Possible number of samples (with replacement) = $N^n = 4^2 = 16$.
The 16 samples of size 2 are
| AA | AB | AC | AD |
| BA | BB | BC | BD |
| CA | CB | CC | CD |
| DA | DB | DC | DD |
Question: Draw all possible samples of size 3 with replacement from a population having elements 2, 4, and 6.
Solution:
Population size = $N=3$, Sample size = n = 3$
Number of possible samples are $N^n = 3^3 = 27$
There are two ways to list these samples.
First Method:
First divide possible samples (27) by the population size unit quotient 1 is returned. For example, $\frac{27}{3} = 9, \quad \frac{9}{3}, \quad \frac{9}{3}=1$.
We obtained three quotients: 9, 3, and 1. These are the number of repetitions of population units. First, write every unit 9 times, then 3 times, and lastly, write every unit 1 time.
Second Method:
First, make the samples of size 2, which are easy to draw.
| 2, 2 |
| 2, 4 |
| 2, 6 |
| 4, 2 |
| 4, 4 |
| 4, 6 |
| 6, 2 |
| 6, 4 |
| 6, 6 |
Repeat these samples three times.
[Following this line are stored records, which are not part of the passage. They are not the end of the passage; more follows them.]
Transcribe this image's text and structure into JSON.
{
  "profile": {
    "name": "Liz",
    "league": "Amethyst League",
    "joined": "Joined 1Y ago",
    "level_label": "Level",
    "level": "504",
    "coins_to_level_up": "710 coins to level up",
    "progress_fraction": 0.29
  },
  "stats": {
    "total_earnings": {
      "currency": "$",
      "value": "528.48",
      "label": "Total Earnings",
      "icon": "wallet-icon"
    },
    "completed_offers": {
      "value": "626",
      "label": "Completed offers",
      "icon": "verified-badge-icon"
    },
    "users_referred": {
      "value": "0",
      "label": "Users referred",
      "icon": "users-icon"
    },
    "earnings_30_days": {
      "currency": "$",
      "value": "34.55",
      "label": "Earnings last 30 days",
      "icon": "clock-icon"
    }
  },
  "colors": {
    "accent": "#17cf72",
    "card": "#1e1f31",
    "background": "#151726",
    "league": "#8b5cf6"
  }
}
Since the required number of samples is 27, add every population unit at (the start or) at the end of these samples of size two.
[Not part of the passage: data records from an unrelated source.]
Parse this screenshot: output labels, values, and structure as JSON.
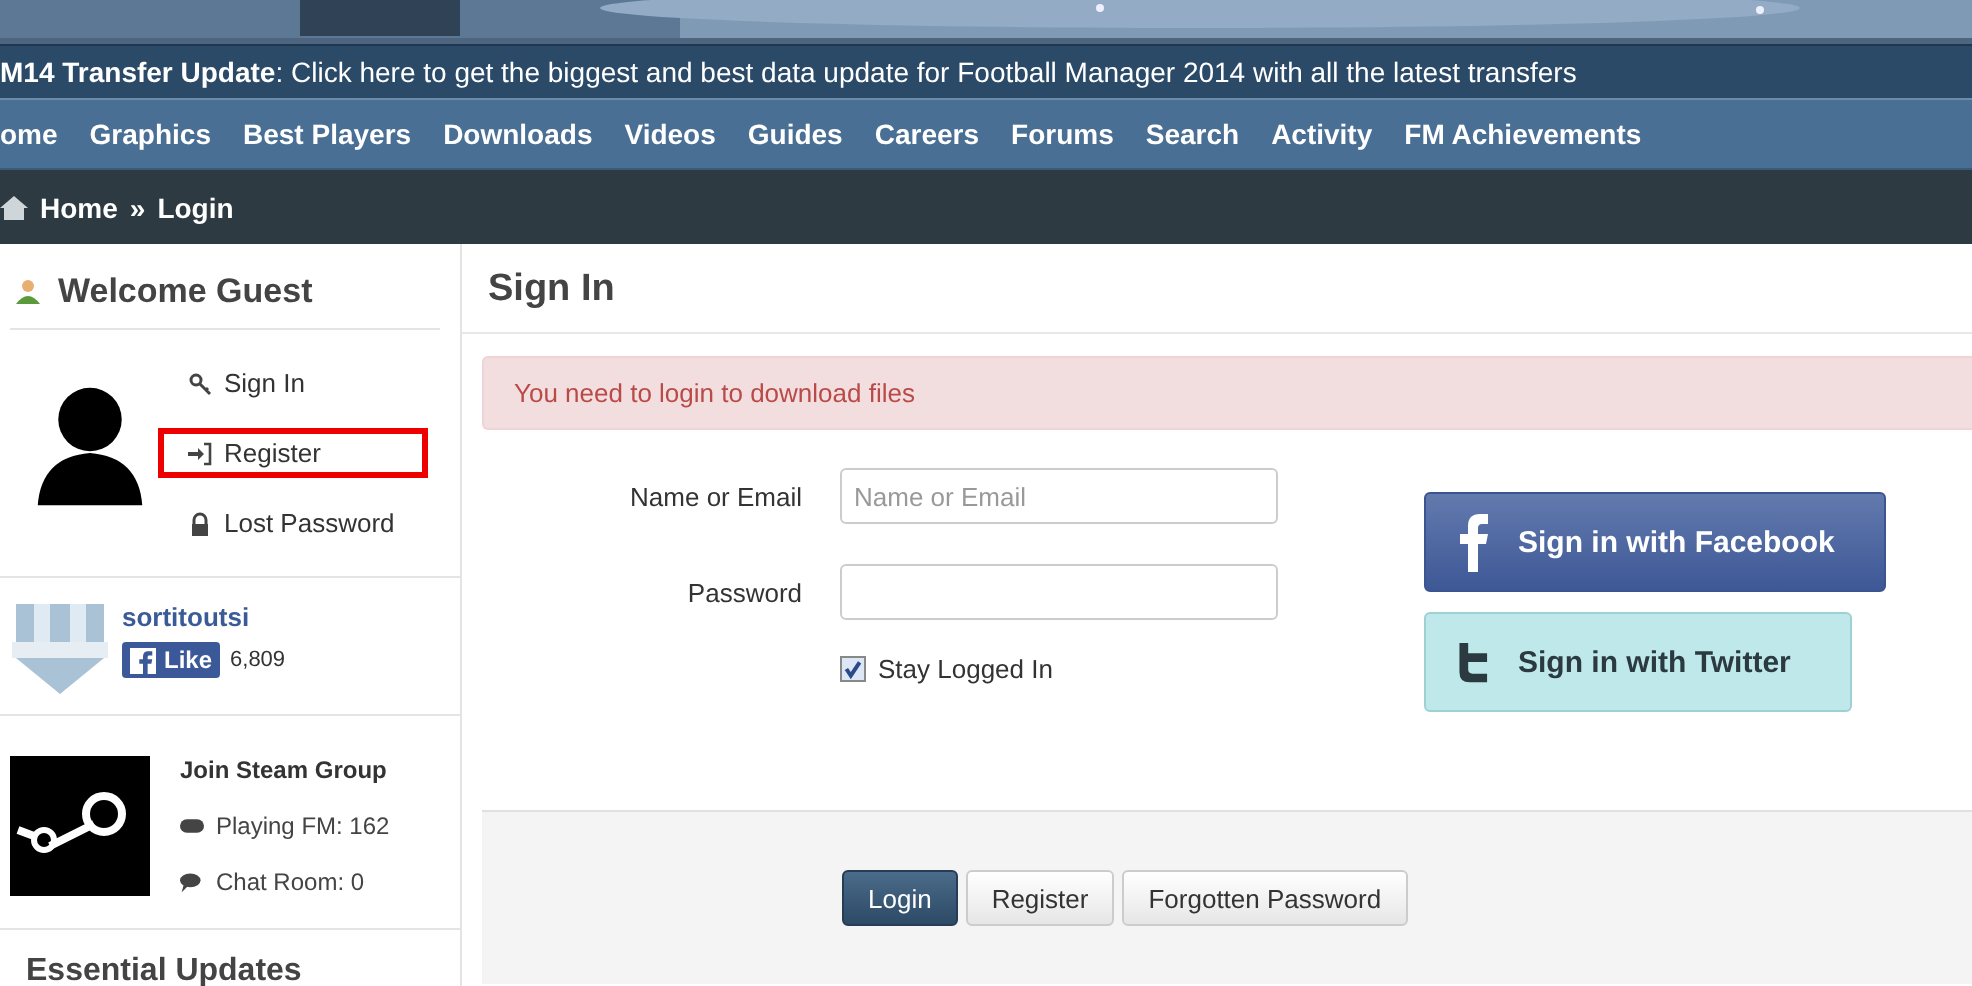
{
  "banner": {
    "kind": "picture"
  },
  "announcement": {
    "title": "M14 Transfer Update",
    "text": ": Click here to get the biggest and best data update for Football Manager 2014 with all the latest transfers"
  },
  "nav": [
    "ome",
    "Graphics",
    "Best Players",
    "Downloads",
    "Videos",
    "Guides",
    "Careers",
    "Forums",
    "Search",
    "Activity",
    "FM Achievements"
  ],
  "breadcrumb": [
    "Home",
    "Login"
  ],
  "breadcrumb_separator": "»",
  "sidebar": {
    "title": "Welcome Guest",
    "links": [
      {
        "label": "Sign In",
        "kind": "key",
        "highlighted": false
      },
      {
        "label": "Register",
        "kind": "enter",
        "highlighted": true
      },
      {
        "label": "Lost Password",
        "kind": "lock",
        "highlighted": false
      }
    ],
    "facebook": {
      "name": "sortitoutsi",
      "like": "Like",
      "count": "6,809"
    },
    "steam": {
      "title": "Join Steam Group",
      "playing": "Playing FM: 162",
      "chat": "Chat Room: 0"
    },
    "section_title": "Essential Updates"
  },
  "main": {
    "title": "Sign In",
    "alert": "You need to login to download files",
    "fields": [
      {
        "label": "Name or Email",
        "placeholder": "Name or Email"
      },
      {
        "label": "Password"
      }
    ],
    "stay_logged_in": {
      "label": "Stay Logged In",
      "checked": true
    },
    "social": [
      {
        "kind": "facebook",
        "label": "Sign in with Facebook"
      },
      {
        "kind": "twitter",
        "label": "Sign in with Twitter"
      }
    ],
    "buttons": [
      {
        "kind": "primary",
        "label": "Login"
      },
      {
        "kind": "default",
        "label": "Register"
      },
      {
        "kind": "default",
        "label": "Forgotten Password"
      }
    ]
  }
}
| 2, 2, 2 | 2, 2, 4 | 2, 2, 6 |
| 2, 4, 2 | 2, 4, 4 | 2, 4, 6 |
| 2, 6, 2 | 2, 6, 4 | 2, 6, 6 |
| 4, 2, 2 | 4, 2, 4 | 4, 2, 6 |
| 4, 4, 2 | 4, 4, 4 | 4, 4, 6 |
| 4, 6, 2 | 4, 6, 4 | 4, 6, 6 |
| 6, 2, 2 | 6, 2, 4 | 6, 2, 6 |
| 6, 4, 2 | 6, 4, 4 | 6, 4, 6 |
| 6, 6, 2 | 6, 6, 4 | 6, 6, 6 |
From the table above, 2 is added in the last of the first nine samples, then 4 is added in the last of the next 9 samples and finally 6 is added in the last nine samples.
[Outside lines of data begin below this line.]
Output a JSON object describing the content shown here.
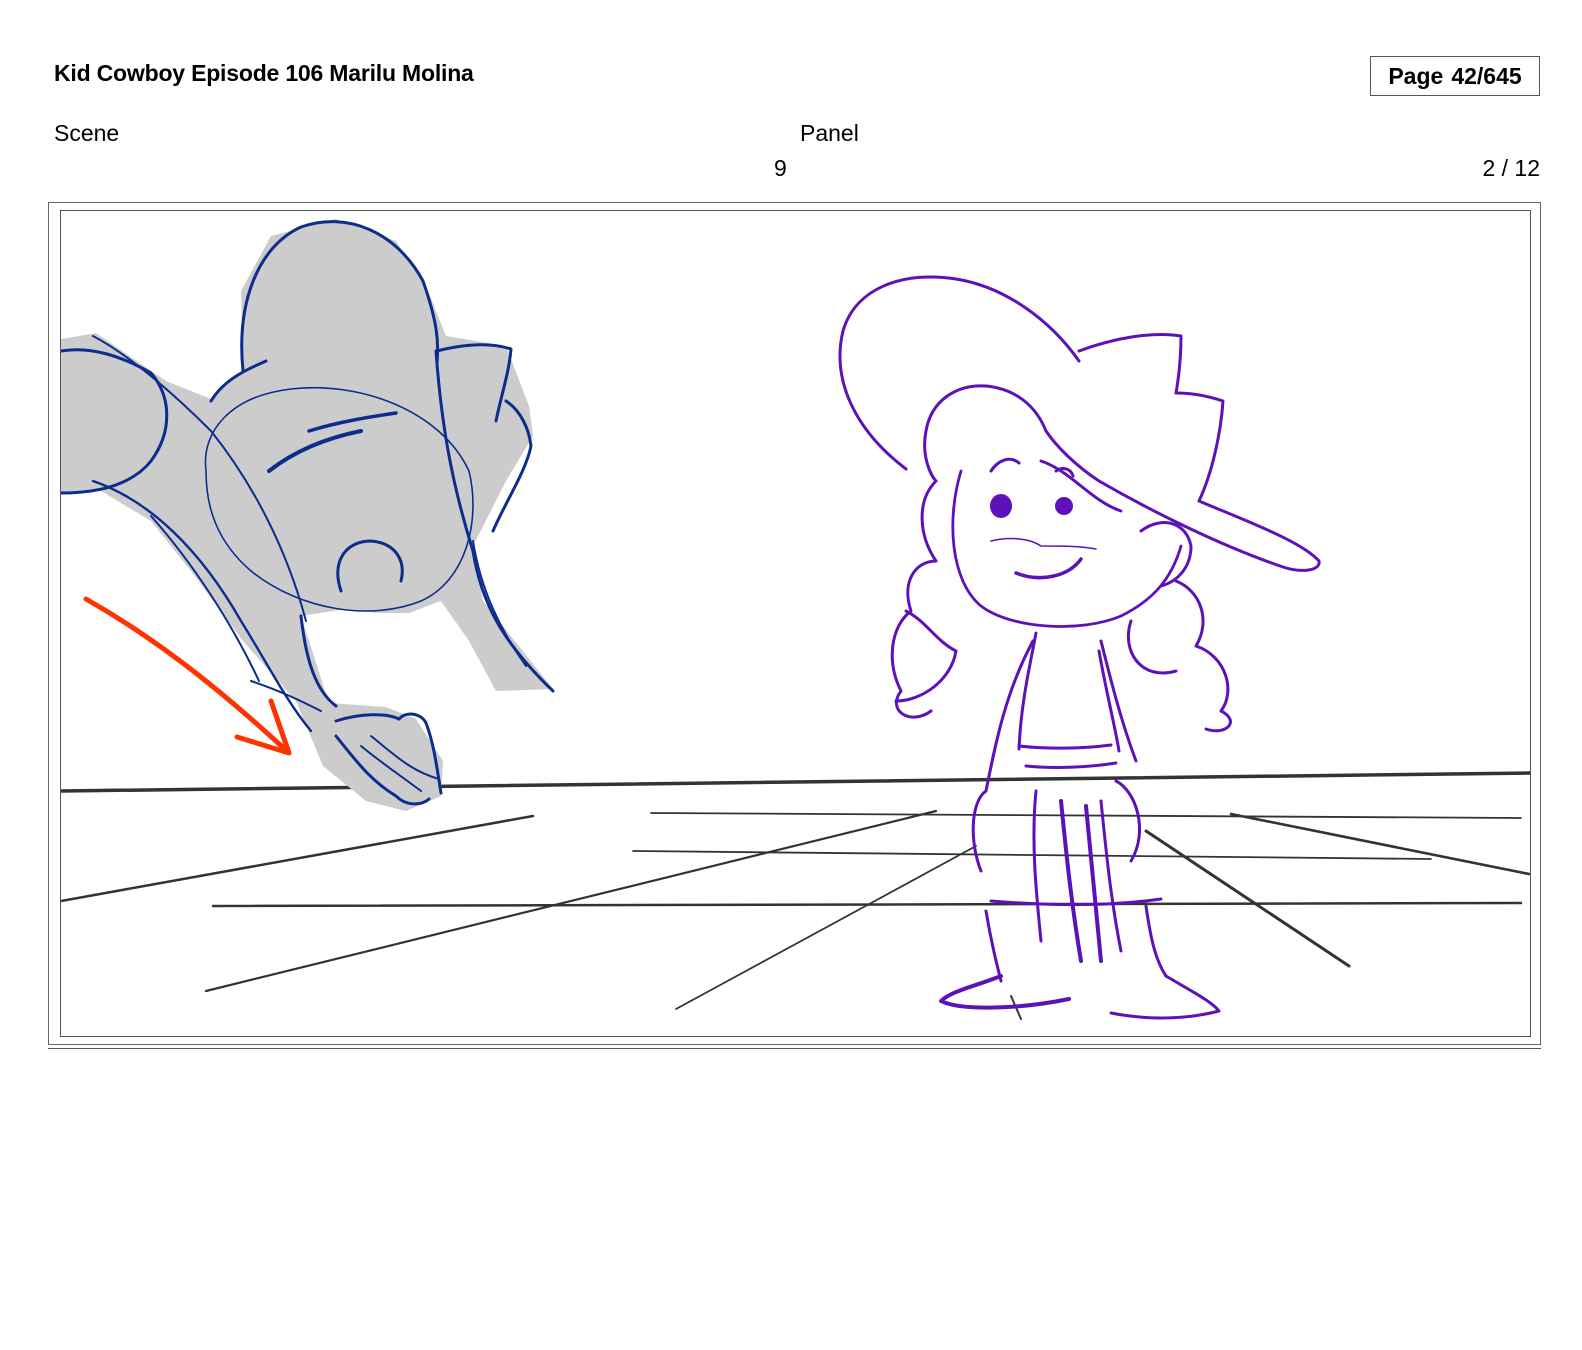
{
  "header": {
    "title": "Kid Cowboy Episode 106 Marilu Molina",
    "page_label": "Page",
    "page_number": "42/645"
  },
  "fields": {
    "scene_label": "Scene",
    "panel_label": "Panel",
    "scene_value": "9",
    "panel_value": "2 / 12"
  },
  "colors": {
    "ink_left_character": "#0d2c8c",
    "ink_right_character": "#5c12b8",
    "action_arrow": "#ff3300",
    "fill_silhouette": "#cccccc",
    "ground_lines": "#333333"
  },
  "illustration": {
    "icon": "storyboard-sketch-icon"
  }
}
Real-Life Examples of Sampling with Replacement
The following are some real-life examples of sampling with replacement:
- Lottery Draws: In some types of lotteries, numbers can be drawn multiple times before the final selection. For example, if a lottery allows for the same number to be drawn again after being selected, this is akin to sampling with replacement.
- Quality Control in Manufacturing: In a factory, inspectors might draw samples of products to test for defects. After testing each item, they return it to the production line before drawing the next sample to maintain the same population size and ensure each product has a chance of being selected again.
- Genetic Studies: In genetics, researchers might take DNA samples from a population to study traits or disorders. By replacing each sample with the population (considering genetic diversity), they can analyze the data while allowing for the possibility of selecting the same individual multiple times.
- Surveys: When conducting surveys, researchers might randomly select participants from a population (like voters or consumers) and, after querying each individual, they can include them again in the pool for subsequent selections, especially in larger datasets where the same individuals might provide valuable insights if repeated.
- Educational Testing: In standardized testing, students might take multiple attempts at a test where scores from previous attempts can be considered again in analyses to assess trends in learning or improvement.
- Customer Behavior Analysis: Companies may analyze customer purchase patterns by repeatedly sampling transactions. For instance, if a customer makes multiple purchases, their transaction data might be included in each analysis to understand their buying behavior over time.